JU-ON: THE GRUDGE
Titre alternatif : Kyoufu Taikan: Juon
Année : 2009
Studio : FeelPlus
Éditeur : AQ Interactive
Genre : Jou-ons à THE GRUDGE
Joué et testé sur Wii
Support : disque optique
À Tokyo, on raconte qu’une maison maudite frapperait de son sceau mortel celles et ceux qui oseraient s’y aventurer : un homme y aurait brutalement assassiné sa femme, Kayako, puis son propre fils, Toshio. La malédiction tristement orchestrée par Kayako et Toshio aurait d’ailleurs récemment pris de l’ampleur, pour s’étendre dans toute la région de Tokyo. Depuis, la maison aurait été proposée à la location…
Épisode 1 : l’usine désaffectée. Comme chaque soir, Erika sort de sa maison dans un petit quartier de Tokyo pour promener son chien Ivy après le dîner. Mais le chien, qui semble réagir à quelque chose (ou quelqu’un ?) s’enfuit pour pénétrer dans une usine abandonnée.

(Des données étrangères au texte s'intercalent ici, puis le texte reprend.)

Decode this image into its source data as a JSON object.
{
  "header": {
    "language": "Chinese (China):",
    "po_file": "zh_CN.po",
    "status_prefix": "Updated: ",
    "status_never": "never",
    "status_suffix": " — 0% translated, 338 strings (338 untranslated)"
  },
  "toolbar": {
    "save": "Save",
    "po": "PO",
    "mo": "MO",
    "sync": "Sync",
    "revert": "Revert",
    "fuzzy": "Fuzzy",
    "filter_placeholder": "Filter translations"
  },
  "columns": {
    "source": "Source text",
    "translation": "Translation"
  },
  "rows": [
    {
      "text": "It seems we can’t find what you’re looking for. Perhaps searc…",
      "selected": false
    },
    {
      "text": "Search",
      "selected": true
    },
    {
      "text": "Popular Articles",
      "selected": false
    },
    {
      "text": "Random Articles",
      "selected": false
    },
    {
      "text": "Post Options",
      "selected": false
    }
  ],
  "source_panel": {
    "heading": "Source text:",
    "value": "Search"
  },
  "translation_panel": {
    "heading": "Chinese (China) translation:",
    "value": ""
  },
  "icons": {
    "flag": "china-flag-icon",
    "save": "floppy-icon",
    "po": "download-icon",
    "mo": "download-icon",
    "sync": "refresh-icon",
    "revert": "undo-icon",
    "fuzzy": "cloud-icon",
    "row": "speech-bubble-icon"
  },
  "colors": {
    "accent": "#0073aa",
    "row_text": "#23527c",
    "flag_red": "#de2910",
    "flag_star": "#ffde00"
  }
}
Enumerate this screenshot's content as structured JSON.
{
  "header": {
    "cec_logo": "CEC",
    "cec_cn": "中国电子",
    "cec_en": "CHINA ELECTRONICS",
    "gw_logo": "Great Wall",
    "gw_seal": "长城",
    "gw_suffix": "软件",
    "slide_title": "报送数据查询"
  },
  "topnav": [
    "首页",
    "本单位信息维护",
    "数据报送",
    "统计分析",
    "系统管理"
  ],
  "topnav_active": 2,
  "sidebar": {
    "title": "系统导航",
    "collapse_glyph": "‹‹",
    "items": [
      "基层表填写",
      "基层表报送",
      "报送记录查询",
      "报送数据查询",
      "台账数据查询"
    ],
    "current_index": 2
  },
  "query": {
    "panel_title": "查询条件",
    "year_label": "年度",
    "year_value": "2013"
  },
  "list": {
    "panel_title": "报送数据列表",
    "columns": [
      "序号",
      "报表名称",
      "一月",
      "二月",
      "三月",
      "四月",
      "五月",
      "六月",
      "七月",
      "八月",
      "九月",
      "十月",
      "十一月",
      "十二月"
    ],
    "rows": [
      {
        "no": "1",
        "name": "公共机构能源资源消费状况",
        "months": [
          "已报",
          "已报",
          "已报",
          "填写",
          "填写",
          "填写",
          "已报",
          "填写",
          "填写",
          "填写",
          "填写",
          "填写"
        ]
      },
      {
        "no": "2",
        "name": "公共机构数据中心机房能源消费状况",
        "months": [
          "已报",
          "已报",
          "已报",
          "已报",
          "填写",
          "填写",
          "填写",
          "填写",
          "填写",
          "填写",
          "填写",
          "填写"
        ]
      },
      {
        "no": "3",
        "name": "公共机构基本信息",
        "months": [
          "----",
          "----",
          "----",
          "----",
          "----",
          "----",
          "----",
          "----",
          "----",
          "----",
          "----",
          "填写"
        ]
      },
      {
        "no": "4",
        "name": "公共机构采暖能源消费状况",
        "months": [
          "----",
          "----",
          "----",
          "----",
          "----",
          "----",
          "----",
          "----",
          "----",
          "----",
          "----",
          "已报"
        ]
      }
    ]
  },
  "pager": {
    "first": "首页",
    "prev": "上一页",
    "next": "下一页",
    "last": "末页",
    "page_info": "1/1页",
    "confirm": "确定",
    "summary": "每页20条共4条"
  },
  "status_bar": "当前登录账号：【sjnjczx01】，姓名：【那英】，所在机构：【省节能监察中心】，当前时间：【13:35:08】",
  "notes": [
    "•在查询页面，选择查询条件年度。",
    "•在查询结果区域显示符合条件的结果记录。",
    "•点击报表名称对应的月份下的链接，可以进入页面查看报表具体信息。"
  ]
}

Munie d’une lampe électrique, Erika pénètre à son tour dans le sombre bâtiment…
Épisode 2 : l’hôpital. Miki, malade et morte de fatigue, perd connaissance pour se réveiller… dans un hôpital, en pleine nuit. Première étrangeté : les lieux semblent plongés dans l’obscurité. Deuxième souci : Miki a l’impression d’être la seule personne présente à l’étage ! Troisième évènement dérangeant : un téléphone sonne… Une sonnerie à glacer… le sang.
Épisode 3 : les appartements abandonnés. Alors qu’il vient de terminer sa tournée, Ken, un livreur, trouve un colis qu’il n’avait pas remarqué jusque-là, caché au fond de sa camionnette. Bien que l’adresse visée ne corresponde pas à son chemin habituel, il décide malgré tout de livrer la marchandise. Il arrive alors dans un grand et obscur complexe de barres d’immeubles.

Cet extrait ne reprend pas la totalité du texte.